"Avaliação da FCT definia à partida que metade dos centros de investigação ficaria pelo caminho"
Um trabalho muito interessante no
Público sobre o recente e catastrófico processo de avaliação dos Laboratórios e
Centros de Investigação veio mostrar o que a comunidade científica já sabia,
aliás, mais do que saber, tinha sentido.
A coisa resume-se facilmente. A
Fundação para a Ciência e Tecnologia contratou uma moribunda European Science Foundation para um trabalho sujo,
liquidar parte significativa das estruturas de investigação existentes em
Portugal.
Definiu à partida que metade das
entidades deveriam ser eliminadas logo na primeira fase e a ESF que fizesse o trabalho.

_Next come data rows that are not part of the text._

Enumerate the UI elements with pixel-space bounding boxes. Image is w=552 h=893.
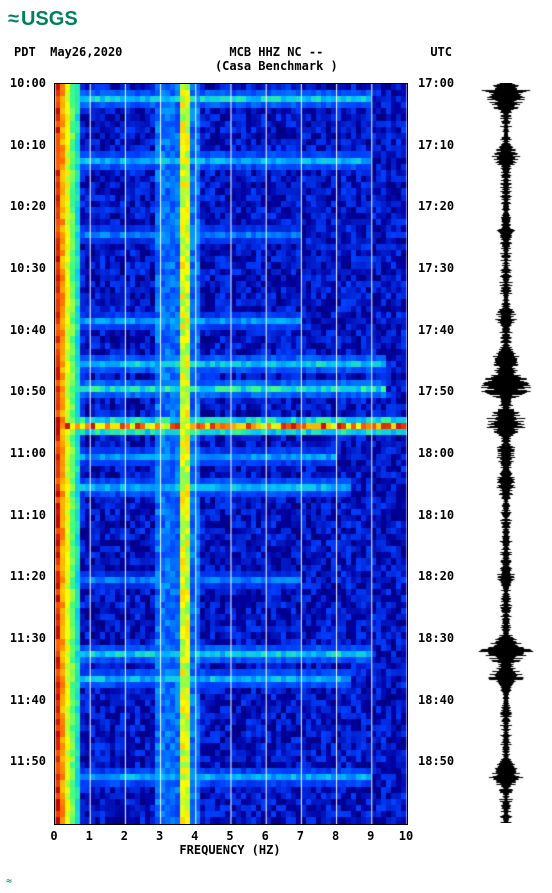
x-tick: 4 <box>191 829 198 843</box>
utc-tick: 17:50 <box>418 384 454 398</box>
usgs-logo: ≈USGS <box>0 0 552 31</box>
pdt-tick: 11:50 <box>10 754 46 768</box>
utc-tick: 17:40 <box>418 323 454 337</box>
utc-tick: 18:20 <box>418 569 454 583</box>
x-axis-label: FREQUENCY (HZ) <box>54 843 406 857</box>
header-left: PDT May26,2020 <box>14 45 122 73</box>
x-tick: 8 <box>332 829 339 843</box>
footer-mark: ≈ <box>6 876 12 887</box>
usgs-wave-icon: ≈ <box>8 8 19 31</box>
tz-right: UTC <box>430 45 452 73</box>
utc-tick: 17:10 <box>418 138 454 152</box>
pdt-tick: 10:10 <box>10 138 46 152</box>
utc-tick: 18:00 <box>418 446 454 460</box>
pdt-tick: 11:20 <box>10 569 46 583</box>
utc-tick: 18:10 <box>418 508 454 522</box>
x-tick: 3 <box>156 829 163 843</box>
chart-header: PDT May26,2020 MCB HHZ NC -- (Casa Bench… <box>0 31 552 73</box>
pdt-tick: 10:00 <box>10 76 46 90</box>
x-tick: 7 <box>297 829 304 843</box>
usgs-logo-text: USGS <box>21 8 78 31</box>
x-tick: 1 <box>86 829 93 843</box>
pdt-tick: 11:00 <box>10 446 46 460</box>
utc-tick: 17:20 <box>418 199 454 213</box>
x-tick: 6 <box>262 829 269 843</box>
site-name: (Casa Benchmark ) <box>122 59 430 73</box>
tz-left: PDT <box>14 45 36 59</box>
header-center: MCB HHZ NC -- (Casa Benchmark ) <box>122 45 430 73</box>
spectrogram-canvas <box>54 83 408 825</box>
utc-tick: 18:30 <box>418 631 454 645</box>
utc-tick: 18:40 <box>418 693 454 707</box>
utc-tick: 18:50 <box>418 754 454 768</box>
x-tick: 5 <box>226 829 233 843</box>
pdt-tick: 10:20 <box>10 199 46 213</box>
utc-tick: 17:00 <box>418 76 454 90</box>
pdt-tick: 10:30 <box>10 261 46 275</box>
header-date: May26,2020 <box>50 45 122 59</box>
x-tick: 9 <box>367 829 374 843</box>
utc-tick: 17:30 <box>418 261 454 275</box>
x-tick: 10 <box>399 829 413 843</box>
x-tick: 0 <box>50 829 57 843</box>
pdt-tick: 11:40 <box>10 693 46 707</box>
pdt-tick: 11:10 <box>10 508 46 522</box>
station-code: MCB HHZ NC -- <box>122 45 430 59</box>
waveform-canvas <box>466 83 546 823</box>
x-tick: 2 <box>121 829 128 843</box>
pdt-tick: 10:40 <box>10 323 46 337</box>
pdt-tick: 11:30 <box>10 631 46 645</box>
pdt-tick: 10:50 <box>10 384 46 398</box>
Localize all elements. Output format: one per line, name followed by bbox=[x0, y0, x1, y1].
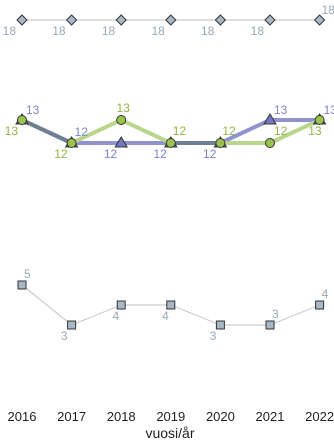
data-label: 12 bbox=[54, 147, 68, 161]
data-label: 18 bbox=[201, 24, 215, 38]
x-tick-label: 2020 bbox=[206, 409, 235, 424]
data-label: 4 bbox=[322, 287, 329, 301]
data-label: 13 bbox=[274, 103, 288, 117]
x-axis: 2016 2017 2018 2019 2020 2021 2022 bbox=[8, 409, 334, 424]
x-tick-label: 2021 bbox=[256, 409, 285, 424]
data-label: 3 bbox=[61, 329, 68, 343]
series-line-segment bbox=[69, 118, 124, 145]
data-point-diamond bbox=[264, 14, 276, 26]
data-point-square bbox=[265, 320, 275, 330]
data-point-diamond bbox=[115, 14, 127, 26]
data-label: 4 bbox=[113, 309, 120, 323]
x-tick-label: 2019 bbox=[156, 409, 185, 424]
data-label: 18 bbox=[102, 24, 116, 38]
data-label: 12 bbox=[75, 125, 89, 139]
data-label: 13 bbox=[117, 101, 131, 115]
data-point-circle bbox=[265, 138, 275, 148]
data-point-square bbox=[17, 280, 27, 290]
data-label: 12 bbox=[274, 124, 288, 138]
data-label: 12 bbox=[173, 124, 187, 138]
data-label: 13 bbox=[26, 103, 40, 117]
data-point-square bbox=[116, 300, 126, 310]
data-point-square bbox=[67, 320, 77, 330]
data-point-circle bbox=[314, 115, 325, 125]
series-square bbox=[21, 284, 321, 326]
data-point-square bbox=[215, 320, 225, 330]
markers-square bbox=[17, 280, 325, 330]
data-point-circle bbox=[116, 115, 127, 125]
data-label: 13 bbox=[5, 124, 19, 138]
data-label: 18 bbox=[151, 24, 165, 38]
data-point-circle bbox=[66, 138, 77, 148]
data-label: 4 bbox=[162, 309, 169, 323]
data-label: 12 bbox=[203, 147, 217, 161]
x-tick-label: 2016 bbox=[8, 409, 37, 424]
data-label: 13 bbox=[308, 124, 322, 138]
data-point-diamond bbox=[16, 14, 28, 26]
data-label: 18 bbox=[3, 24, 17, 38]
data-point-square bbox=[315, 300, 325, 310]
data-label: 3 bbox=[272, 307, 279, 321]
data-label: 12 bbox=[104, 147, 118, 161]
data-point-triangle bbox=[114, 136, 129, 148]
series-line-segment bbox=[268, 118, 322, 145]
data-label: 5 bbox=[24, 267, 31, 281]
data-point-circle bbox=[17, 115, 27, 125]
data-label: 3 bbox=[210, 329, 217, 343]
data-point-circle bbox=[165, 138, 176, 148]
x-axis-title: vuosi/år bbox=[145, 425, 194, 441]
markers-circle bbox=[17, 115, 325, 148]
data-label: 18 bbox=[52, 24, 66, 38]
data-label: 12 bbox=[153, 147, 167, 161]
data-point-diamond bbox=[214, 14, 227, 26]
data-point-diamond bbox=[165, 14, 177, 26]
series-circle bbox=[20, 118, 322, 145]
series-line-segment bbox=[21, 284, 73, 326]
series-line-segment bbox=[269, 304, 321, 326]
data-label: 18 bbox=[251, 24, 265, 38]
series-line-segment bbox=[170, 304, 221, 326]
x-tick-label: 2017 bbox=[57, 409, 86, 424]
series-line-segment bbox=[70, 304, 122, 326]
series-line-segment bbox=[20, 118, 74, 145]
data-point-diamond bbox=[65, 14, 78, 26]
series-line-segment bbox=[119, 118, 173, 145]
x-tick-label: 2022 bbox=[305, 409, 334, 424]
data-point-triangle bbox=[263, 113, 277, 125]
data-point-diamond bbox=[313, 14, 326, 26]
x-tick-label: 2018 bbox=[107, 409, 136, 424]
data-label: 12 bbox=[222, 124, 236, 138]
series-layer bbox=[15, 14, 327, 330]
data-point-square bbox=[166, 300, 176, 310]
series-line-segment bbox=[218, 118, 272, 145]
markers-diamond bbox=[16, 14, 326, 26]
data-point-circle bbox=[215, 138, 226, 148]
data-label: 13 bbox=[324, 103, 334, 117]
data-label: 18 bbox=[322, 3, 334, 17]
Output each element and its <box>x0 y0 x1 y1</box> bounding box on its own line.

Para dar suporte às
decisões recorreu-se de forma absolutamente delirante à tirania dos índices
bibliométricos através da Elsevier e constituíram-se equipas de avaliadores que
sem dar a cara se dispuseram a fazer o trabalho sujo.

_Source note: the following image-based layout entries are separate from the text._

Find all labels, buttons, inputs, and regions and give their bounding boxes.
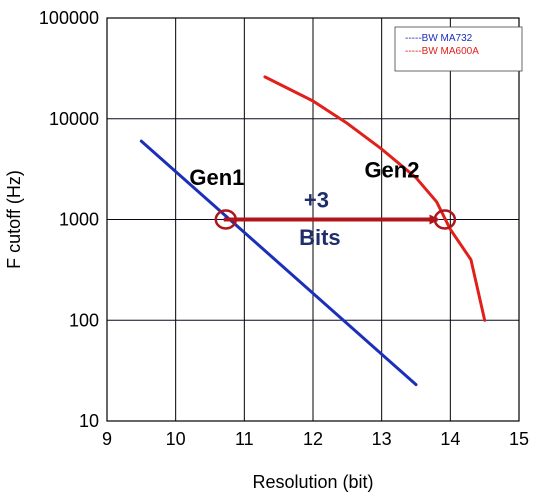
y-tick-label: 10: [79, 411, 99, 431]
x-tick-label: 9: [102, 429, 112, 449]
x-tick-label: 12: [303, 429, 323, 449]
legend-entry-1: -----BW MA732: [405, 33, 473, 44]
x-tick-label: 14: [440, 429, 460, 449]
highlight-circle-1: [214, 209, 238, 230]
marker-layer: [214, 209, 457, 230]
annotation-gen2: Gen2: [364, 158, 419, 183]
legend-entry-2: -----BW MA600A: [405, 46, 479, 57]
x-tick-label: 15: [509, 429, 529, 449]
annotation-3: +3: [304, 187, 329, 212]
y-axis-title: F cutoff (Hz): [4, 170, 24, 269]
series-line-2: [263, 75, 487, 322]
legend-box: [394, 26, 523, 72]
series-line-1: [139, 139, 418, 387]
series-layer: [139, 75, 487, 387]
x-tick-label: 13: [372, 429, 392, 449]
y-tick-label: 100: [69, 310, 99, 330]
y-tick-label: 1000: [59, 210, 99, 230]
plot-frame: [106, 17, 520, 422]
x-tick-label: 10: [166, 429, 186, 449]
annotation-bits: Bits: [299, 225, 341, 250]
x-tick-label: 11: [235, 429, 254, 449]
x-axis-title: Resolution (bit): [252, 472, 373, 492]
y-tick-label: 100000: [39, 8, 99, 28]
highlight-circle-2: [433, 209, 457, 230]
annotations: Gen1 Gen2 +3 Bits: [189, 158, 419, 250]
y-tick-label: 10000: [49, 109, 99, 129]
legend: -----BW MA732 -----BW MA600A: [394, 26, 523, 72]
annotation-gen1: Gen1: [189, 165, 244, 190]
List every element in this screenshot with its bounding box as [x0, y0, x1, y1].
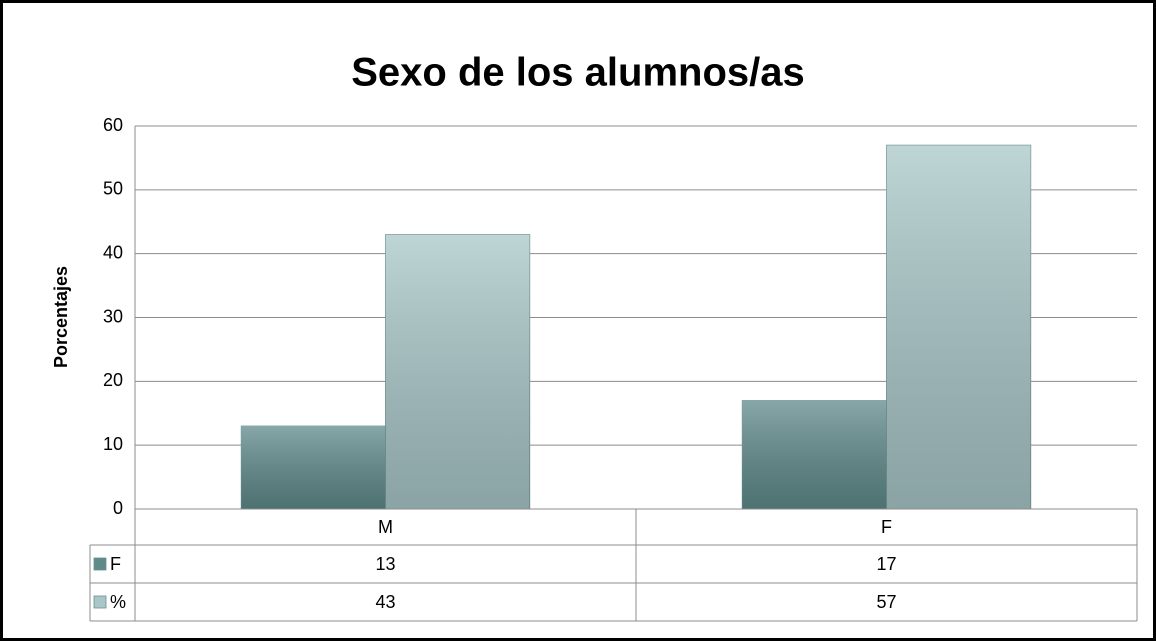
bar [385, 234, 531, 510]
legend-swatch [93, 557, 107, 571]
table-value: 43 [375, 592, 395, 612]
y-axis-label: Porcentajes [51, 266, 71, 368]
bar [741, 400, 887, 510]
y-tick-label: 40 [103, 242, 123, 262]
y-tick-label: 10 [103, 434, 123, 454]
y-tick-label: 30 [103, 306, 123, 326]
x-tick-label: M [378, 517, 393, 537]
y-tick-label: 50 [103, 179, 123, 199]
y-tick-label: 60 [103, 115, 123, 135]
legend-label: F [110, 554, 121, 574]
y-tick-label: 20 [103, 370, 123, 390]
legend-swatch [93, 595, 107, 609]
x-tick-label: F [881, 517, 892, 537]
table-value: 17 [876, 554, 896, 574]
legend-label: % [110, 592, 126, 612]
chart-title: Sexo de los alumnos/as [351, 51, 805, 95]
y-tick-label: 0 [113, 498, 123, 518]
table-value: 13 [375, 554, 395, 574]
bar [240, 425, 386, 510]
table-value: 57 [876, 592, 896, 612]
bar [886, 144, 1032, 510]
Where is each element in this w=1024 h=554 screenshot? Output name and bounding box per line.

O resultado deste tenebroso
processo é conhecido, pode aceder-se a muitos exemplos no blogue Rerum Natura
onde têm sido reportados sucessivos exemplos de avaliações e tomas de posição
de investigadores e estruturas.
Nas avaliações realizadas
verificou-se de tudo, critérios ambíguos e falta de transparência, avaliação de áreas científicas por avaliadores fora dessa área e sem
peso científico, avaliações completamente contraditórias, mal fundamentadas,
sobre o mesmo trabalho, ignorância sobre algumas temáticas em avaliação, desconhecimento
das variáveis contextuais, etc.
O resultado pretendido pela FCT
foi atingido, boa parte do tecido de investigação em Portugal foi, vai ser,
destruído. Muitos Laboratórios e Centros de investigação com resultados impostantes e reconhecidos vêem fortemente comprometido, quando não impossibilitado, o seu trabalho. É uma irresponsabilidade delinquente.
Nada disto quer dizer,
evidentemente, que a investigação não deva ser avaliada e escrutinados os
apoios financeiros. A questão é que esta avaliação deve ser séria e competente,
com critérios claros e por avaliadores reconhecidos e competentes nas áreas que avaliam.

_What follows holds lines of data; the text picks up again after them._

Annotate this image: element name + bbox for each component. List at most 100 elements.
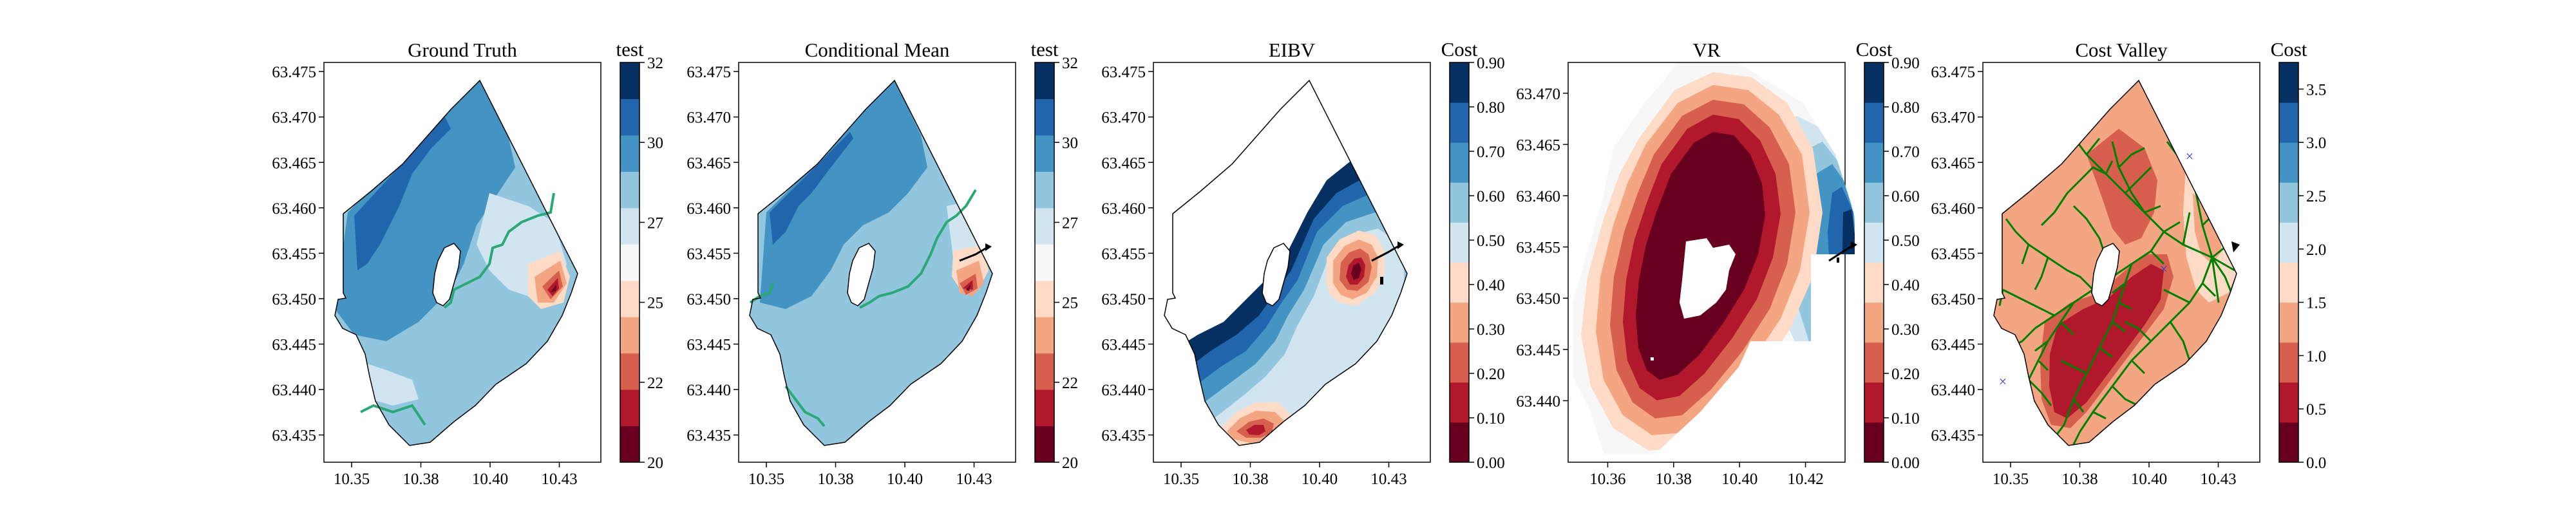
colorbar-band xyxy=(1864,62,1884,103)
colorbar-band xyxy=(1450,142,1469,183)
colorbar-band xyxy=(1450,222,1469,263)
colorbar-band xyxy=(1450,382,1469,423)
colorbar-tick-label: 0.80 xyxy=(1891,99,1920,117)
colorbar-band xyxy=(1450,342,1469,383)
y-tick-label: 63.460 xyxy=(1931,200,1975,218)
colorbar-band xyxy=(2279,262,2298,303)
y-tick-label: 63.470 xyxy=(687,109,731,127)
contour-line xyxy=(859,189,977,309)
x-tick-label: 10.40 xyxy=(1721,471,1757,488)
vehicle-trajectory xyxy=(959,247,987,262)
vehicle-trajectory xyxy=(1371,245,1399,262)
y-tick-label: 63.435 xyxy=(272,427,316,445)
colorbar-band xyxy=(620,207,639,245)
colorbar-band xyxy=(1035,207,1054,245)
colorbar-tick-label: 25 xyxy=(647,295,663,312)
colorbar-tick-label: 0.60 xyxy=(1891,188,1920,205)
y-tick-label: 63.465 xyxy=(1931,154,1975,172)
colorbar-band xyxy=(2279,422,2298,463)
y-ticks: 63.435 63.440 63.445 63.450 63.455 63.460 63.4… xyxy=(687,64,739,445)
y-tick-label: 63.470 xyxy=(1931,109,1975,127)
colorbar-tick-label: 30 xyxy=(647,135,663,152)
colorbar-tick-label: 22 xyxy=(647,375,663,392)
island xyxy=(1262,243,1291,306)
colorbar-band xyxy=(620,171,639,209)
colorbar-band xyxy=(620,98,639,136)
waypoint-marker: × xyxy=(1999,373,2007,389)
colorbar-band xyxy=(1864,142,1884,183)
colorbar-band xyxy=(2279,342,2298,383)
y-tick-label: 63.460 xyxy=(1516,188,1560,205)
x-tick-label: 10.40 xyxy=(2131,471,2167,488)
x-tick-label: 10.35 xyxy=(334,471,370,488)
colorbar-band xyxy=(2279,302,2298,343)
colorbar-tick-label: 0.00 xyxy=(1477,454,1505,472)
colorbar-tick-label: 0.40 xyxy=(1477,277,1505,294)
vehicle-heading-marker xyxy=(2231,241,2240,252)
colorbar-tick-label: 0.30 xyxy=(1891,321,1920,339)
y-tick-label: 63.440 xyxy=(687,382,731,399)
colorbar-band xyxy=(1864,342,1884,383)
panel-title: Ground Truth xyxy=(408,39,517,61)
contour-line xyxy=(443,192,555,309)
y-tick-label: 63.455 xyxy=(1516,239,1560,257)
y-tick-label: 63.450 xyxy=(272,291,316,308)
x-ticks: 10.35 10.38 10.40 10.43 xyxy=(334,462,578,488)
x-tick-label: 10.38 xyxy=(402,471,439,488)
colorbar-band xyxy=(1864,182,1884,223)
colorbar-band xyxy=(620,317,639,354)
lake-boundary xyxy=(1164,79,1408,446)
colorbar-label: test xyxy=(616,38,643,61)
colorbar-band xyxy=(620,389,639,427)
x-tick-label: 10.38 xyxy=(2061,471,2098,488)
x-tick-label: 10.42 xyxy=(1787,471,1823,488)
colorbar-frame xyxy=(1034,62,1055,463)
y-tick-label: 63.470 xyxy=(1101,109,1146,127)
candidate-location xyxy=(1380,277,1383,285)
colorbar-tick-label: 0.80 xyxy=(1477,99,1505,117)
y-tick-label: 63.450 xyxy=(687,291,731,308)
colorbar-band xyxy=(1035,389,1054,427)
colorbar-tick-label: 0.90 xyxy=(1477,55,1505,72)
x-tick-label: 10.36 xyxy=(1589,471,1625,488)
panel-title: Conditional Mean xyxy=(805,39,950,61)
x-tick-label: 10.40 xyxy=(1302,471,1338,488)
contour-line xyxy=(784,385,826,427)
colorbar-band xyxy=(1864,422,1884,463)
panel-title: VR xyxy=(1692,39,1720,61)
candidate-location xyxy=(1651,357,1654,360)
y-ticks: 63.435 63.440 63.445 63.450 63.455 63.460 63.4… xyxy=(272,64,324,445)
waypoint-marker: × xyxy=(2160,261,2168,277)
colorbar: Cost 0.00 0.10 0.20 0.30 0.40 0.50 0.60 0.70 0.80… xyxy=(1441,38,1505,472)
y-tick-label: 63.440 xyxy=(1931,382,1975,399)
y-tick-label: 63.460 xyxy=(687,200,731,218)
colorbar: test 20 22 25 27 30 32 xyxy=(616,38,663,472)
x-tick-label: 10.40 xyxy=(472,471,508,488)
colorbar-band xyxy=(620,62,639,99)
y-tick-label: 63.445 xyxy=(1931,337,1975,354)
vehicle-heading-marker xyxy=(1397,241,1404,249)
colorbar-tick-label: 3.0 xyxy=(2306,135,2326,152)
y-tick-label: 63.445 xyxy=(1516,342,1560,359)
colorbar-band xyxy=(1035,98,1054,136)
y-ticks: 63.435 63.440 63.445 63.450 63.455 63.460 63.4… xyxy=(1101,64,1153,445)
y-tick-label: 63.475 xyxy=(272,64,316,81)
colorbar-tick-label: 3.5 xyxy=(2306,81,2326,98)
colorbar-tick-label: 27 xyxy=(647,214,663,232)
axes-frame xyxy=(1982,62,2260,463)
colorbar-tick-label: 0.20 xyxy=(1477,366,1505,383)
panel-vr: VR 10.36 10.38 10.40 10.42 63.44063.44563.4… xyxy=(1516,38,1920,488)
colorbar-band xyxy=(1035,280,1054,317)
colorbar: test 20 22 25 27 30 32 xyxy=(1030,38,1078,472)
colorbar-tick-label: 0.50 xyxy=(1891,232,1920,250)
colorbar-band xyxy=(620,280,639,317)
colorbar-band xyxy=(1035,62,1054,99)
vehicle-heading-marker xyxy=(985,243,992,251)
colorbar: Cost 0.00 0.10 0.20 0.30 0.40 0.50 0.60 0.70 0.80… xyxy=(1856,38,1920,472)
y-tick-label: 63.455 xyxy=(1101,245,1146,263)
colorbar-tick-label: 0.50 xyxy=(1477,232,1505,250)
colorbar-band xyxy=(1864,102,1884,143)
x-tick-label: 10.35 xyxy=(1993,471,2029,488)
candidate-location xyxy=(1837,258,1839,263)
colorbar-frame xyxy=(620,62,640,463)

Também sem surpresa e na linha
das apreciações do Ministro Nuno Crato, o Presidente da FCT, Miguel Seabra, vem
dizer que o processo foi competente e adequado, promove a excelência, o rigor
... blá, blá, blá. Trata-se do estranho entendimento de normalidade que faz
escola no MEC.
A questão é que este processo
montado para eliminar muitas estruturas terá custos brutais para o Portugal.
Com há dias afirmava o Professor Carlos Fiolhais, esta decisão do Gobverno
"está a matar a árvore do desenvolvimento”.
Na verdade, está estudada e
reconhecida de há muito a associação fortíssima entre
o investimento em educação e investigação e
o desenvolvimento das comunidades, seja por via directa, qualificação
e produção de conhecimento, seja por via indirecta, condições económicas,
qualidade de vida e condições de saúde, por exemplo.
Este processo vai ameaçar, em
muitos casos acaba mesmo os excelentes resultados que muitos
centros, laboratórios e unidades de investigação e as instituições de
ensino superior têm vindo a alcançar e que atestam o esforço e a competência da
comunidade científica portuguesa e o trabalho realizado no âmbito do
ensino superior e investigação, traduzidos no reconhecimento internacional
das nossas instituições.
Como em quase tudo é uma questão
de escolhas e prioridades de quem lidera. O problema como referia também o
Professor Sobrinho Simões num entrevista de há algum tempo sobre estas questões
é que "os nossos políticos têm um problema ... alguns não se apercebem do
valor do ensino superior e da investigação".
A negrura crática que cai sobre a
investigação vai ter consequências brutais em termos
de desenvolvimento científico e económico para além, evidentemente,
do impacto nas carreiras pessoais assim ameaçadas de milhares de pessoas que
investigam, criam conhecimento, promovem desenvolvimento e que, provavelmente,
desistem ou emigram.
E assim se destrói uma
política científica que vinha a produzir resultados positivos.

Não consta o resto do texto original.